The opening team was, except for Sager, all female – a deliberate choice, he says, to make it feel less ‘hostile’

The concept for the bar had been spawned in California. Bored of managing bars and already equipped with his WSET Diploma, Sager wanted to immerse himself in a wine region and, along with Wilde, set off for California. Sager ended up working at RN74, the Burgundy-focused restaurant Rajat Parr opened with Michael Mina. His exposure to top Burgundy, paired with the laid-back vibe of Tartine (where Wilde was working), prompted an idea worth exporting.

‘We did it only for marketing,’ Sager says of the bar’s unique proposition: fancy wine at cut prices. ‘It was provocative.’ He credits The Clove Club’s Isaac McHale for inspiring their grilled cheese but the other key element to their success, in his mind, was the staffing; the opening team was, except for him, all female – a deliberate choice, Sager says, to help make it feel less ‘hostile’.

In the 2010s, fine wine was trickling into London's outer boroughs, especially in the increasingly gentrified east

Whether a fortuitous accident or not, the duo sparked a revolution. Terroirs and 10 Cases had been servicing Central London since 2009 and 2011 respectively but Sager + Wilde seemed to be the tinder that lit the fire – proving that there was a thriving market for fine wine outside a Michelin-starred setting. Compagnie des Vins Surnaturels and The Remedy opened in 2013, followed by the Winemakers Club (2014) and the first Noble Rot (2015). New arrivals P. Franco and The Laughing Heart (2014 and 2016, respectively) were further proof that fine wine was trickling into the outer boroughs, especially in the increasingly gentrified east.

Not all of those names have survived, with Covid, Brexit and rising costs across the board making hospitality an increasingly tough environment – but Sager + Wilde has.

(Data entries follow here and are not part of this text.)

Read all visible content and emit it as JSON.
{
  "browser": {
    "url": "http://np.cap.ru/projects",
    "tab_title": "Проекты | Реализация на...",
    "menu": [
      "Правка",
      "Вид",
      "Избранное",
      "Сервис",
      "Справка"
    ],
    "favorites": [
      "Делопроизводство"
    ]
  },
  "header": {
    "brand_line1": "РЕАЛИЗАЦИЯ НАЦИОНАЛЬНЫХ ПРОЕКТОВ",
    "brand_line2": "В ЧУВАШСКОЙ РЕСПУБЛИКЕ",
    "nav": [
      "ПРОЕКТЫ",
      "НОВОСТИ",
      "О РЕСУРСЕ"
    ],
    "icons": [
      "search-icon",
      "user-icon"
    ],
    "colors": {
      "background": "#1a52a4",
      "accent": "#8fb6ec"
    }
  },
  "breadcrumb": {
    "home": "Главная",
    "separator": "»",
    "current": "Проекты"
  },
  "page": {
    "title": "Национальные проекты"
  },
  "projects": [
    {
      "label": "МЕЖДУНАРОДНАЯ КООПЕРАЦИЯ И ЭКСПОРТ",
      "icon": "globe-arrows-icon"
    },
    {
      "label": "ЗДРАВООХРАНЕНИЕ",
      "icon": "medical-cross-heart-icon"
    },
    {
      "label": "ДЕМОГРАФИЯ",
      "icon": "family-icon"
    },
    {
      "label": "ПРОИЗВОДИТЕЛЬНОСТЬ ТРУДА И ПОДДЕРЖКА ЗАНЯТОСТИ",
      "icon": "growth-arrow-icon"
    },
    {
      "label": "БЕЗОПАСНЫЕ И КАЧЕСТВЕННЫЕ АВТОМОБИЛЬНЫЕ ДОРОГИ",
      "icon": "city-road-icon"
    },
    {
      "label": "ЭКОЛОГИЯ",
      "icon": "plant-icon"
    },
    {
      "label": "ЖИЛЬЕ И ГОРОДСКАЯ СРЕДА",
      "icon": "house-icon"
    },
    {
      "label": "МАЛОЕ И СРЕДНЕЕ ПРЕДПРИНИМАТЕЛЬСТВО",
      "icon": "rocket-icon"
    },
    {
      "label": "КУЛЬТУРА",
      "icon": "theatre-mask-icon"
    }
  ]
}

The couple have parted ways, and Wilde is no longer involved [she was approached for this feature and didn’t respond], but the empire continues to grow.

Sager + Wilde Paradise Row was the duo's second opening

In 2014, the duo opened their second outpost in Bethnal Green. Originally called Mission and California-themed, it was re-launched as Sager + Wilde Paradise Row after a costly lawsuit over the rights to the name. Sager opened a restaurant near Old Street in 2018 (Fare) which he has since sold. In the same year, he created an agave spirits brand, El Destilado, with Alex Wolpert (of the East London Liquor Company), before building a wine import business (Sager + Wine) under lockdown in 2020. In May of this year, he swung open the doors to his latest venture, Equal Parts, an amaro and aperitivo bar just a few doors along from the original Sager + Wilde on Hackney Road.

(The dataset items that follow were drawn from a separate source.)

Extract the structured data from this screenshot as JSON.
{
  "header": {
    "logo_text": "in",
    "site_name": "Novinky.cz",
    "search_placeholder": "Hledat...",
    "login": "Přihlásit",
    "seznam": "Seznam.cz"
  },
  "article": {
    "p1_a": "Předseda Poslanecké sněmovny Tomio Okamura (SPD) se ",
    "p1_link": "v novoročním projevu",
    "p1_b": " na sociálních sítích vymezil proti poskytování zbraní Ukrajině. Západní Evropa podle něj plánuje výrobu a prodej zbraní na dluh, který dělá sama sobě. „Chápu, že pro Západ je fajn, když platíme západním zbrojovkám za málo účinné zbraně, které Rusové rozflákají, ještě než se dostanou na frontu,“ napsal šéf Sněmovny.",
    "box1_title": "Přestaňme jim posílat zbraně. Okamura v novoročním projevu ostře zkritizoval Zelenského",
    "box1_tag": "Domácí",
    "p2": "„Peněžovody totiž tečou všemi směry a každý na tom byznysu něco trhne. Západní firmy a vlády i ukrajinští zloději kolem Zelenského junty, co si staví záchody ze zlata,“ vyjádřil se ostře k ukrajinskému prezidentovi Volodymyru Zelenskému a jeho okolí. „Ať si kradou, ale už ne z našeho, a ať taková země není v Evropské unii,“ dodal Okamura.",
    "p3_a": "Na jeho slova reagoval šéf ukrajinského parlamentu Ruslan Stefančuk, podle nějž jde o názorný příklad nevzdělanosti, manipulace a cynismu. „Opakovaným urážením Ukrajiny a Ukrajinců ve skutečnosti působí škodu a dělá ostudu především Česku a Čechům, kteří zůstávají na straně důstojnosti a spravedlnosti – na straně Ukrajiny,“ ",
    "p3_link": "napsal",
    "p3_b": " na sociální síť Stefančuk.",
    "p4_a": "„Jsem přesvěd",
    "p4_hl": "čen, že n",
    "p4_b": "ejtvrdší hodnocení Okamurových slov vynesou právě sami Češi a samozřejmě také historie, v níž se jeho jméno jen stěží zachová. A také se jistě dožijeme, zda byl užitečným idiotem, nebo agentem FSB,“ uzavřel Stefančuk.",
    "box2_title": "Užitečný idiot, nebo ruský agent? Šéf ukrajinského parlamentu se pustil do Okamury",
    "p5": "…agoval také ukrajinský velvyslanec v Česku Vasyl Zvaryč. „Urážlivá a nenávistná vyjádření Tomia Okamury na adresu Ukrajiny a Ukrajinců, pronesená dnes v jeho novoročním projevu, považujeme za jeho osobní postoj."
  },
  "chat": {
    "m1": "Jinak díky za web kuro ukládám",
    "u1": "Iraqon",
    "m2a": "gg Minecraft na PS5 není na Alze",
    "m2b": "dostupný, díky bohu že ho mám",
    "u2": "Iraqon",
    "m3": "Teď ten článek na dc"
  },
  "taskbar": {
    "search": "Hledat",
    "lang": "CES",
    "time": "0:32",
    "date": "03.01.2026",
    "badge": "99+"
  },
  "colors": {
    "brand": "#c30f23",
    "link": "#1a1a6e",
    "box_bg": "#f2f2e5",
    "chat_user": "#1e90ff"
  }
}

Sager deliberately avoids the term ‘natural wine’ (‘It alienates people,’ he says) when discussing the evolution of his bars, but it’s where his tastes now lean. ‘Flirting with faults or defects is super interesting… flying that close to the sun. Perfection is there, for me,’ he explains. A look at the Hackney Road wine list reinforces this view; it remains Eurocentric yet no longer as classical, with a heavy natural contingent. Dive in, however, and you’ll still find big names, rare gems and value buys at the top end – a bottle of 1985 Krug at £720 (available at Hedonism for a tidy £1,460), say, or Roulot’s 2014 Meursault Premier Cru Poruzot (good luck finding a bottle of that anywhere else).

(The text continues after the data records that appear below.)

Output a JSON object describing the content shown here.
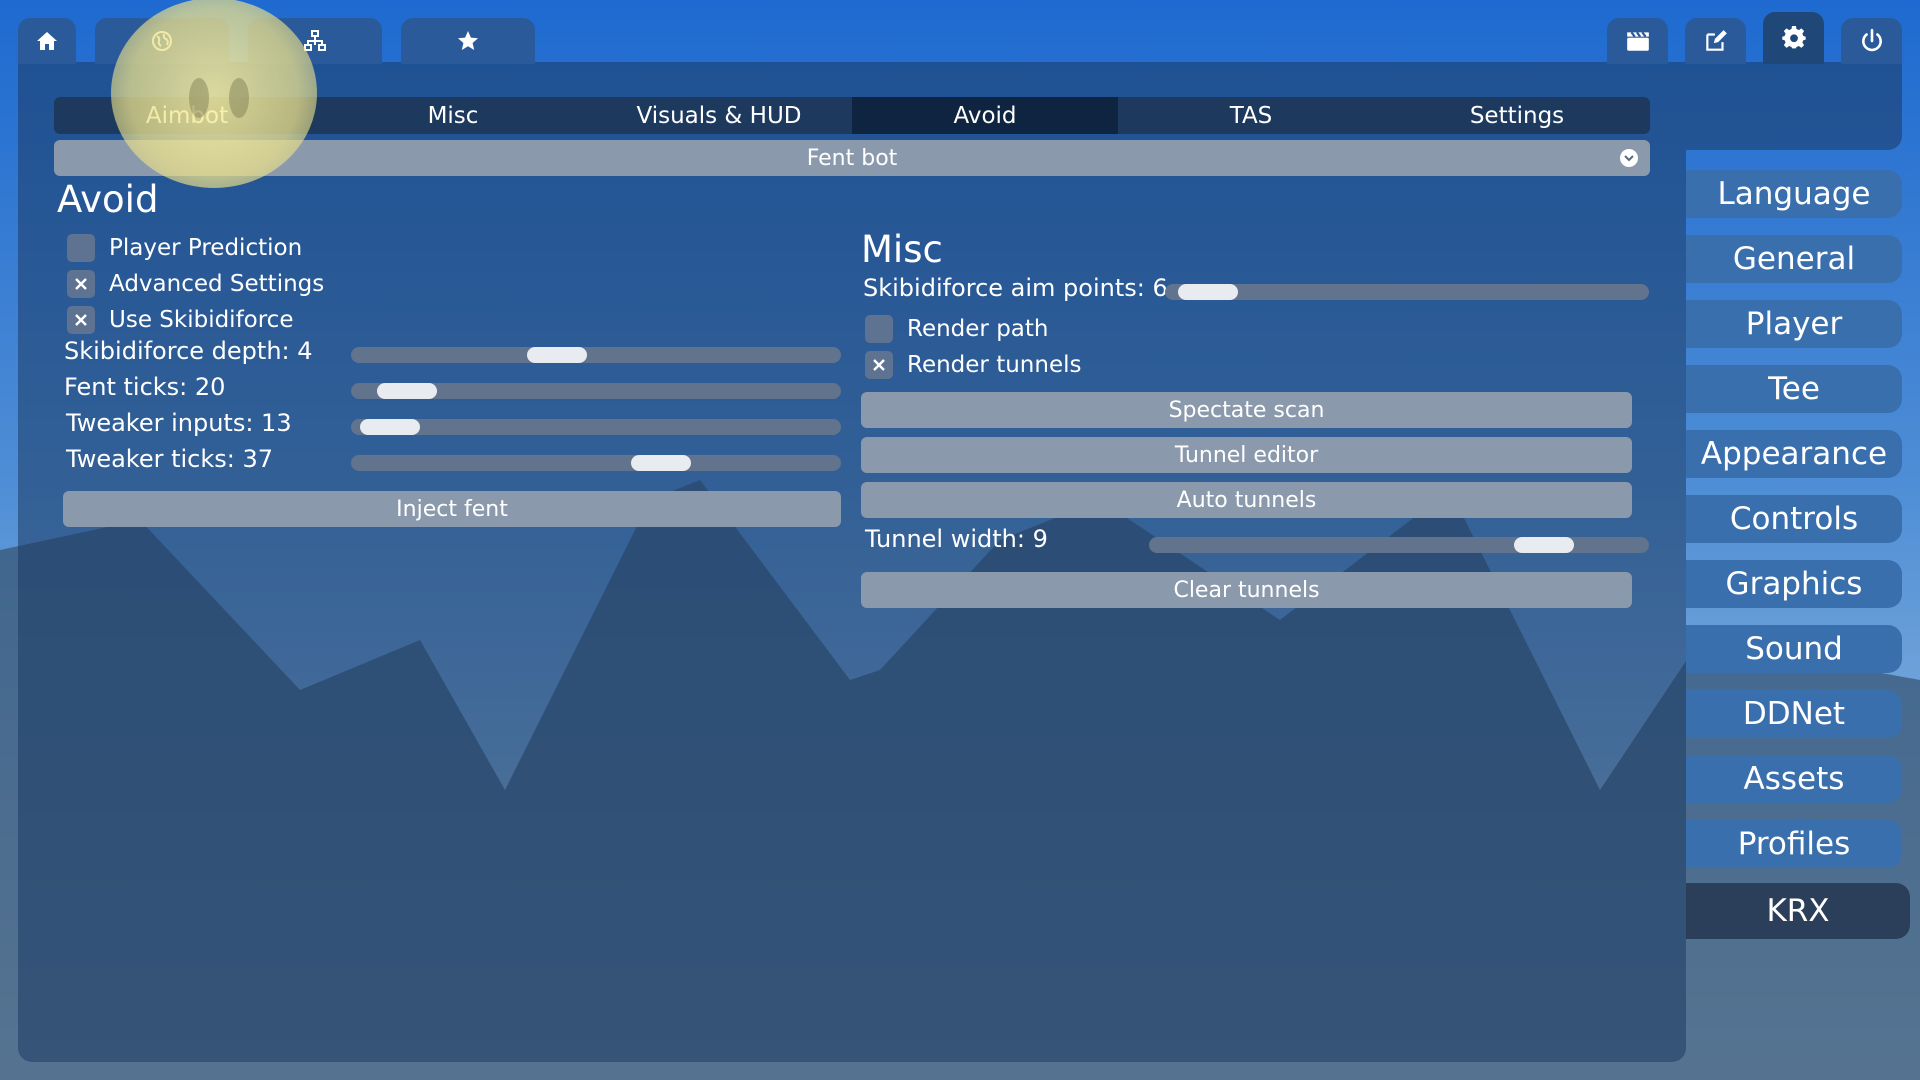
{
  "topbar": {
    "left_buttons": [
      {
        "icon": "home-icon"
      },
      {
        "icon": "globe-icon"
      },
      {
        "icon": "network-icon"
      },
      {
        "icon": "star-icon"
      }
    ],
    "right_buttons": [
      {
        "icon": "clapperboard-icon"
      },
      {
        "icon": "edit-icon"
      },
      {
        "icon": "gear-icon",
        "active": true
      },
      {
        "icon": "power-icon"
      }
    ]
  },
  "tabs": [
    {
      "label": "Aimbot"
    },
    {
      "label": "Misc"
    },
    {
      "label": "Visuals & HUD"
    },
    {
      "label": "Avoid",
      "active": true
    },
    {
      "label": "TAS"
    },
    {
      "label": "Settings"
    }
  ],
  "profile_select": {
    "value": "Fent bot"
  },
  "avoid": {
    "title": "Avoid",
    "checkboxes": [
      {
        "label": "Player Prediction",
        "checked": false
      },
      {
        "label": "Advanced Settings",
        "checked": true
      },
      {
        "label": "Use Skibidiforce",
        "checked": true
      }
    ],
    "sliders": [
      {
        "label": "Skibidiforce depth: 4",
        "fraction": 0.41
      },
      {
        "label": "Fent ticks: 20",
        "fraction": 0.06
      },
      {
        "label": "Tweaker inputs: 13",
        "fraction": 0.02
      },
      {
        "label": "Tweaker ticks: 37",
        "fraction": 0.65
      }
    ],
    "inject_button": "Inject fent"
  },
  "misc": {
    "title": "Misc",
    "aim_points": {
      "label": "Skibidiforce aim points: 6",
      "fraction": 0.03
    },
    "checkboxes": [
      {
        "label": "Render path",
        "checked": false
      },
      {
        "label": "Render tunnels",
        "checked": true
      }
    ],
    "buttons": [
      "Spectate scan",
      "Tunnel editor",
      "Auto tunnels"
    ],
    "tunnel_width": {
      "label": "Tunnel width: 9",
      "fraction": 0.83
    },
    "clear_button": "Clear tunnels"
  },
  "sidebar": {
    "items": [
      {
        "label": "Language"
      },
      {
        "label": "General"
      },
      {
        "label": "Player"
      },
      {
        "label": "Tee"
      },
      {
        "label": "Appearance"
      },
      {
        "label": "Controls"
      },
      {
        "label": "Graphics"
      },
      {
        "label": "Sound"
      },
      {
        "label": "DDNet"
      },
      {
        "label": "Assets"
      },
      {
        "label": "Profiles"
      },
      {
        "label": "KRX",
        "active": true
      }
    ]
  },
  "colors": {
    "accent": "#1e6ad0",
    "panel": "#1d3a5e",
    "button": "#8b99ad"
  }
}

In May, Sager opened the doors to a new bar, Equal Parts, a few doors down from Sager + Wilde

Today, East London is arguably the forefront of the city’s fine dining scene. Natural wine has seized the spotlight and Coravin has democratised fine wine, much to Sager’s chagrin, who feels it undermines the value of knowledgeable staff equipped to sell such treasured liquids. The Sager + Wilde ethos, however, remains the same: ‘Still what we’re trying to do now, desperately, is be just a smidge cheaper than anyone else,’ Sager says – something that is undoubtedly harder than it was.

London’s wine scene might have changed irrevocably in the last decade but it doesn’t look like Sager will be left behind. The space at 193 Hackney Road, after all, was just the beginning – for both him and fine wine’s cool-factor.